One of the rediscoveries for me has been how Scripture always corrects itself. If one reads Joshua, the Canaanites throughout most of it are considered “the bad guys.” Throughout much of the Old Testament the Moabites are described as vile people to avoid at all costs. In the gospels, one hears the scribes portrayed as Jesus’ opponents. The centurions are Romans, part of the occupying force and thereby, one imagines, enemies.
And yet, what we have been reminded of in our reading is that Scripture does not allow for wholesale dismissal of any group of people. Within these groups of people that Scripture decries, there are exceptions; ones we would miss if we didn’t take the time to discover them.
So for instance, when we read Ezra and Nehemiah we heard how exclusionary the Israelites were. Coming back from exile, they were concerned about identity and purity and harshly excluded people, especially the Moabites. But do you know who is a Moabite? Ruth. And do you know that there is an Old Testament book named after this Moabite woman? And do you know that Ruth is found in Jesus’ genealogy in Matthew?
In Joshua where the Canaanites are the ones to be conquered, Rahab (also a prostitute) is a Canaanite woman who hides the Israelite spies sent by Moses. When Jericho is destroyed, Rabab, the Canaanite along with her family, is remembered and saved. She too is found in Jesus’ family tree.
On All Saints’ Sunday we heard the All Saints’ gospel, but had we read the regular gospel reading for the day, we would have heard the interchange between Jesus and a scribe who with Jesus understands that the center of our faith is to love the Lord our God with all our heart, soul, mind, and strength, and our neighbors as ourselves. And when we hear Mark’s version of Jesus’ death, it is the Roman centurion who looks upon Jesus on the cross and gets what no one else does: “Truly, this man was the Son of God.”

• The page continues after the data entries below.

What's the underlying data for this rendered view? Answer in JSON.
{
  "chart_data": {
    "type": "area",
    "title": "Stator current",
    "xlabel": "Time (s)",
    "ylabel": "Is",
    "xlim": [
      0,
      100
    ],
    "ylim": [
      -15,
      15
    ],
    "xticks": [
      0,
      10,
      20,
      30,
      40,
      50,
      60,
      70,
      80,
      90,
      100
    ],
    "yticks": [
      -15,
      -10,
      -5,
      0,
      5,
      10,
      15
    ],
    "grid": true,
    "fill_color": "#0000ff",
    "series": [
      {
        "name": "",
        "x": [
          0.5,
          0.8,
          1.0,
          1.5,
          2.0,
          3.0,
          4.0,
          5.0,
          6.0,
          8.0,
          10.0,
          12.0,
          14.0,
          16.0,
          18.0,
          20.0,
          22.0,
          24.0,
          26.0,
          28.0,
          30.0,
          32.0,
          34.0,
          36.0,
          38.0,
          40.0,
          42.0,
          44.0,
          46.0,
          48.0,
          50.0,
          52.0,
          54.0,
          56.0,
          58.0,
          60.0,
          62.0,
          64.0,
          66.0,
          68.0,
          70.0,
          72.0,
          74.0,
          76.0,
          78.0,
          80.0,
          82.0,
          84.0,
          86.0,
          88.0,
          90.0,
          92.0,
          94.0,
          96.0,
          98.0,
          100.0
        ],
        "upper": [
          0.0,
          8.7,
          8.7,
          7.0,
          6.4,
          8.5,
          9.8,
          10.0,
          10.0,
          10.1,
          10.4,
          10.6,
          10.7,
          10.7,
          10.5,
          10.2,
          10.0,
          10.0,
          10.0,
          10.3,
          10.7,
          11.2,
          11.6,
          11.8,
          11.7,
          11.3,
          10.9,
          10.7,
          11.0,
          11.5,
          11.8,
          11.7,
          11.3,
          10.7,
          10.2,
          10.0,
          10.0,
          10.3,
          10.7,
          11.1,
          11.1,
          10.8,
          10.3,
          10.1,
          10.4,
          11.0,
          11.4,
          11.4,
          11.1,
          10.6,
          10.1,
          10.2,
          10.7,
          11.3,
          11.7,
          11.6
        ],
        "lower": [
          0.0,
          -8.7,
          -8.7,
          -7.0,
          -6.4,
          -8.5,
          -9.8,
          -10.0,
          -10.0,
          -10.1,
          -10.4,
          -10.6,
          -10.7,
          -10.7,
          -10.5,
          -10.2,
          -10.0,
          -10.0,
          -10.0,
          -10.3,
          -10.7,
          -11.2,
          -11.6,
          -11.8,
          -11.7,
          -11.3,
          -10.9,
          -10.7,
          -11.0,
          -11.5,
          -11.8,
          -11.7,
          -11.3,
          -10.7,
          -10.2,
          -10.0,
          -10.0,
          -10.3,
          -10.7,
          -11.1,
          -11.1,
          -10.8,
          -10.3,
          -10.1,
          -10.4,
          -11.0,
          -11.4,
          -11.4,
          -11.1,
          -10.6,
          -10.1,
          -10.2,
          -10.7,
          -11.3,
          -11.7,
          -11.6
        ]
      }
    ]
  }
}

Scripture doesn’t allow us to disparage a whole people – to paint any group of people with a broad brushstroke. Neither does it allow us to say things like, “Well, Rahab, she’s a Canaanite, but she’s nice.” That’s that exception to the rule thinking we can find ourselves espousing. The Holy Book, however, blows that kind of thinking out of the water, too. Rahab and Ruth and the scribe and the centurion are so much more than exceptions – they are the very ones through whom God works – the ones through whom God’s plans are furthered. Some of these “exceptions” are the very ones whom God works through to bring into being Jesus.
And then of course, Jesus becomes the biggest exception of all.